If the divisor is a factor, there will be no remainder.
When the divisor is a factor of the polynomial, it means that the polynomial can be divided evenly by the divisor with no remainder. In other words, the remainder of the polynomial division will be zero.
To check if the divisor is a factor of the polynomial, you can use the Remainder Theorem. According to the Remainder Theorem, if you divide a polynomial f(x) by x - a, the remainder will be equal to f(a). In other words, if you substitute the value of the root (a) into the polynomial and the result is zero, then the divisor (x - a) is a factor of the polynomial.

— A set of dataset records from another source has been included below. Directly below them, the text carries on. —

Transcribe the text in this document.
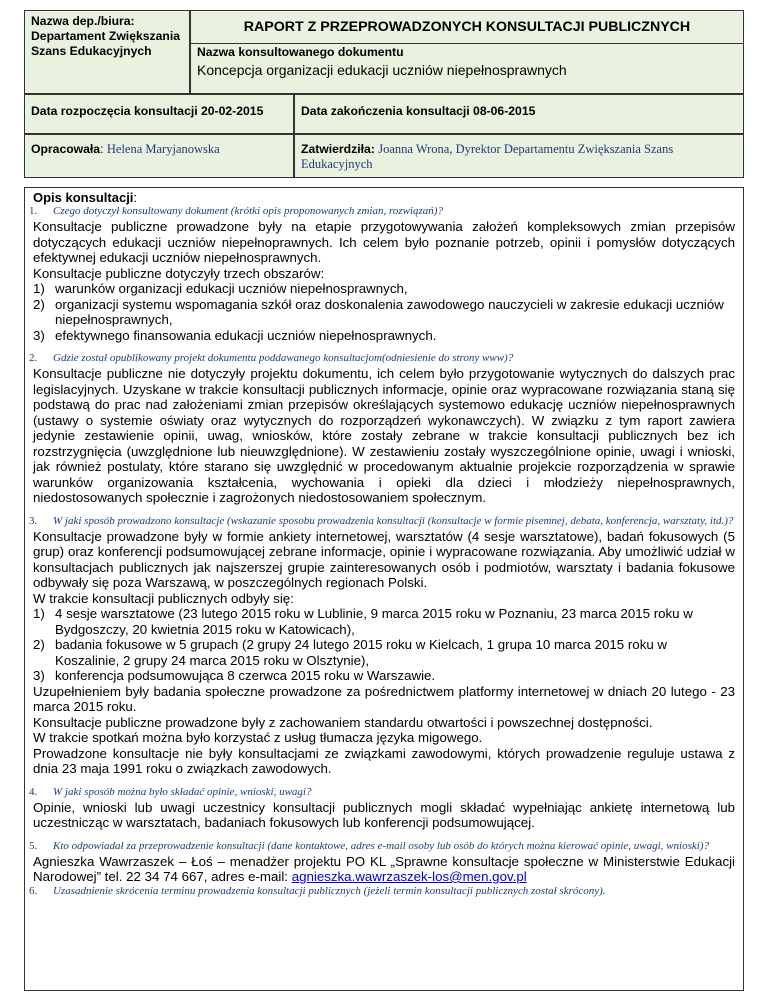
Nazwa dep./biura:
Departament Zwiększania Szans Edukacyjnych
RAPORT Z PRZEPROWADZONYCH KONSULTACJI PUBLICZNYCH
Nazwa konsultowanego dokumentu
Koncepcja organizacji edukacji uczniów niepełnosprawnych
Data rozpoczęcia konsultacji 20-02-2015	Data zakończenia konsultacji 08-06-2015
Opracowała: Helena Maryjanowska	Zatwierdziła: Joanna Wrona, Dyrektor Departamentu Zwiększania Szans Edukacyjnych
Opis konsultacji:
1. Czego dotyczył konsultowany dokument (krótki opis proponowanych zmian, rozwiązań)?

Konsultacje publiczne prowadzone były na etapie przygotowywania założeń kompleksowych zmian przepisów dotyczących edukacji uczniów niepełnoprawnych. Ich celem było poznanie potrzeb, opinii i pomysłów dotyczących efektywnej edukacji uczniów niepełnosprawnych.

Konsultacje publiczne dotyczyły trzech obszarów:

1) warunków organizacji edukacji uczniów niepełnosprawnych,
2) organizacji systemu wspomagania szkół oraz doskonalenia zawodowego nauczycieli w zakresie edukacji uczniów niepełnosprawnych,
3) efektywnego finansowania edukacji uczniów niepełnosprawnych.
2. Gdzie został opublikowany projekt dokumentu poddawanego konsultacjom(odniesienie do strony www)?

Konsultacje publiczne nie dotyczyły projektu dokumentu, ich celem było przygotowanie wytycznych do dalszych prac legislacyjnych. Uzyskane w trakcie konsultacji publicznych informacje, opinie oraz wypracowane rozwiązania staną się podstawą do prac nad założeniami zmian przepisów określających systemowo edukację uczniów niepełnosprawnych (ustawy o systemie oświaty oraz wytycznych do rozporządzeń wykonawczych). W związku z tym raport zawiera jedynie zestawienie opinii, uwag, wniosków, które zostały zebrane w trakcie konsultacji publicznych bez ich rozstrzygnięcia (uwzględnione lub nieuwzględnione). W zestawieniu zostały wyszczególnione opinie, uwagi i wnioski, jak również postulaty, które starano się uwzględnić w procedowanym aktualnie projekcie rozporządzenia w sprawie warunków organizowania kształcenia, wychowania i opieki dla dzieci i młodzieży niepełnosprawnych, niedostosowanych społecznie i zagrożonych niedostosowaniem społecznym.

3. W jaki sposób prowadzono konsultacje (wskazanie sposobu prowadzenia konsultacji (konsultacje w formie pisemnej, debata, konferencja, warsztaty, itd.)?

Konsultacje prowadzone były w formie ankiety internetowej, warsztatów (4 sesje warsztatowe), badań fokusowych (5 grup) oraz konferencji podsumowującej zebrane informacje, opinie i wypracowane rozwiązania. Aby umożliwić udział w konsultacjach publicznych jak najszerszej grupie zainteresowanych osób i podmiotów, warsztaty i badania fokusowe odbywały się poza Warszawą, w poszczególnych regionach Polski.

W trakcie konsultacji publicznych odbyły się:

1) 4 sesje warsztatowe (23 lutego 2015 roku w Lublinie, 9 marca 2015 roku w Poznaniu, 23 marca 2015 roku w Bydgoszczy, 20 kwietnia 2015 roku w Katowicach),
2) badania fokusowe w 5 grupach (2 grupy 24 lutego 2015 roku w Kielcach, 1 grupa 10 marca 2015 roku w Koszalinie, 2 grupy 24 marca 2015 roku w Olsztynie),
3) konferencja podsumowująca 8 czerwca 2015 roku w Warszawie.

Uzupełnieniem były badania społeczne prowadzone za pośrednictwem platformy internetowej w dniach 20 lutego - 23 marca 2015 roku.

Konsultacje publiczne prowadzone były z zachowaniem standardu otwartości i powszechnej dostępności.

W trakcie spotkań można było korzystać z usług tłumacza języka migowego.

Prowadzone konsultacje nie były konsultacjami ze związkami zawodowymi, których prowadzenie reguluje ustawa z dnia 23 maja 1991 roku o związkach zawodowych.

4. W jaki sposób można było składać opinie, wnioski, uwagi?

Opinie, wnioski lub uwagi uczestnicy konsultacji publicznych mogli składać wypełniając ankietę internetową lub uczestnicząc w warsztatach, badaniach fokusowych lub konferencji podsumowującej.

5. Kto odpowiadał za przeprowadzenie konsultacji (dane kontaktowe, adres e-mail osoby lub osób do których można kierować opinie, uwagi, wnioski)?

Agnieszka Wawrzaszek – Łoś – menadżer projektu PO KL „Sprawne konsultacje społeczne w Ministerstwie Edukacji Narodowej” tel. 22 34 74 667, adres e-mail: agnieszka.wawrzaszek-los@men.gov.pl

6. Uzasadnienie skrócenia terminu prowadzenia konsultacji publicznych (jeżeli termin konsultacji publicznych został skrócony).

Here's an example to illustrate the process:
Let's say we have the polynomial f(x) = x^3 - 4x^2 + 5x - 2, and we want to check if x - 2 is a factor of this polynomial. We substitute the value of the root (a = 2) into the polynomial:
f(a) = f(2) = 2^3 - 4(2)^2 + 5(2) - 2
= 8 - 4(4) + 10 - 2
= 8 - 16 + 10 - 2
= 0
Since f(a) = 0, we conclude that x - 2 is a factor of the polynomial f(x).
In summary, when the divisor is a factor of the polynomial, the remainder of the polynomial division will be zero. To check if a divisor is a factor, we can use the Remainder Theorem by substituting the value of the root into the polynomial and checking if the result is zero.